FDP.Die Liberalen
Horgen
Ortspartei Horgen
29.11.2018

FDP Horgen unterstützt alle Gemeindeversammlungsgeschäfte

An ihrer gut besuchten Mitgliederversammlung vom 28. Nov. hat sich die FDP Horgen für die Annahme aller fünf Geschäfte der kommenden Gemeindeversammlung vom 13. Dez. ausgesprochen.

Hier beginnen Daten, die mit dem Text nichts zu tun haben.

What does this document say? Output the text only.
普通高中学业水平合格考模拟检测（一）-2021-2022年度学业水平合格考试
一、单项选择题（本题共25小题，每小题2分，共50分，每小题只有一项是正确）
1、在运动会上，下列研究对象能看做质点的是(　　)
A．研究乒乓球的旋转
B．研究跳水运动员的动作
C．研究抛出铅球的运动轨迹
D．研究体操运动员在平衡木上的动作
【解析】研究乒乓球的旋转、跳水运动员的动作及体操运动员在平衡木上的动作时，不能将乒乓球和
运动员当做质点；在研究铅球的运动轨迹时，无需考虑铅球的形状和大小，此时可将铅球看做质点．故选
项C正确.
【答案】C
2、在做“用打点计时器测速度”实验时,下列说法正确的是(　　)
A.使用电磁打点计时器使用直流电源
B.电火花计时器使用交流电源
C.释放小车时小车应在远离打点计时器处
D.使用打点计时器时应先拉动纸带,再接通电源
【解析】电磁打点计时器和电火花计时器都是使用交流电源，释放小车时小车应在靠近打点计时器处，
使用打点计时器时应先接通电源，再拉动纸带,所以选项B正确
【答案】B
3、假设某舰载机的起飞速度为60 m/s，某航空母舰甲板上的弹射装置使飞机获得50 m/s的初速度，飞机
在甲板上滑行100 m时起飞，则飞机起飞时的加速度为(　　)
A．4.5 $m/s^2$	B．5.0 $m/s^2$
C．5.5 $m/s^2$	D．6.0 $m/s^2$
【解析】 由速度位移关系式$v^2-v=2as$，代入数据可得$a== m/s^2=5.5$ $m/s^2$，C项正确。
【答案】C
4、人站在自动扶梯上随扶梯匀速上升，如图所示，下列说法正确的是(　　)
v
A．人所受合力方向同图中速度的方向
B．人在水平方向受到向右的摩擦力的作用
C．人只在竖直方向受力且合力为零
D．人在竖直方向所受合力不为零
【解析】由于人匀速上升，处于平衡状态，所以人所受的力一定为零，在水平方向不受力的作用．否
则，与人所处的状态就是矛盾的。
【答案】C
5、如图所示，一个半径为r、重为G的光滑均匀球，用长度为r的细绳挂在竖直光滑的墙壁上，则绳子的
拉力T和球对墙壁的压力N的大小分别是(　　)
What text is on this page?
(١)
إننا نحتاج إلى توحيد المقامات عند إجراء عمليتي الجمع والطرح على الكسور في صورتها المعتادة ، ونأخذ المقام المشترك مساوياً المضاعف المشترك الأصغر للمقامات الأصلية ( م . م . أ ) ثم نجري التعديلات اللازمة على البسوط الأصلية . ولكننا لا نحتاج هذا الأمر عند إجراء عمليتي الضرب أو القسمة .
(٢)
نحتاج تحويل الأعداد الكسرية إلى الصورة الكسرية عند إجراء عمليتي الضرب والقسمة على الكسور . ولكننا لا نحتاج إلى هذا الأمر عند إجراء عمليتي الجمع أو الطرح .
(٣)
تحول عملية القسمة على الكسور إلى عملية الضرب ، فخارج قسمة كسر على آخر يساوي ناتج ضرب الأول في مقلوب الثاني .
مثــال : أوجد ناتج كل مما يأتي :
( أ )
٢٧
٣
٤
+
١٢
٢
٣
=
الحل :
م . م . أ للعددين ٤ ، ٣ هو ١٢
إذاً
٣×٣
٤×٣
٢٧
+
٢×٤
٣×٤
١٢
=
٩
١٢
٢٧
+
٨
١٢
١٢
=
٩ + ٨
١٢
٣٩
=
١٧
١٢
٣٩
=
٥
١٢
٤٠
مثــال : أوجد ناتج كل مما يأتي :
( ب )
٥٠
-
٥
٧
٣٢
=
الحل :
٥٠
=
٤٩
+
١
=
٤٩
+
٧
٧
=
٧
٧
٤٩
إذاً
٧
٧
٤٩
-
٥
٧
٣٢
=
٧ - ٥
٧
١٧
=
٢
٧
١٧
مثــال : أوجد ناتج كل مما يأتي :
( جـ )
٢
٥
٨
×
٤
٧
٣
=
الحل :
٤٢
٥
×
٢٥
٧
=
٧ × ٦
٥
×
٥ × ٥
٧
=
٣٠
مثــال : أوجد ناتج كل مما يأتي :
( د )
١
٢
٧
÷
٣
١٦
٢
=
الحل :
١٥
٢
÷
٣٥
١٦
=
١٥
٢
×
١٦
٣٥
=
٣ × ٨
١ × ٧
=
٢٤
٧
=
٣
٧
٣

Während die zwei Geschäfte Gemeindebeitrag an den Tennis Club Horgen sowie Sanierung der Wasserleitung in der Zugerstrasse zu keinen grösseren Diskussionen Anlass boten, boten die anderen drei Geschäfte umso mehr Diskussionsstoff:

Beim Planungskredit für den Neubau eines Primarschulhauses wurde moniert, dass immer noch keine verlässlichen Angaben betreffend der zu erwartenden Schülerzahlen pro Einzugsgebiet vorlägen. In der sehr rudimentären Weisung hat der Gemeinderat es einmal mehr unterlassen seine langfristige Schulraumplanung aufzuzeigen sowie seine Vorstellungen zu Qualität, Ausbaustandards und Kostenrahmen des neuen Schulhauses darzulegen. Die Anwesenden waren sich einig, dass die Zustimmung zu diesem grosszügigen Planungskredit zwar ein weiteres Bekenntnis der FDP zur Bildung, aber kein Freipass für ein Edelschulhaus ist. Die FDP behält sich ausdrücklich vor, dannzumal Notwendigkeit, Funktionalität, Nachhaltigkeit und Finanzierbarkeit des neuen Schulraums kritisch zu hinterfragen.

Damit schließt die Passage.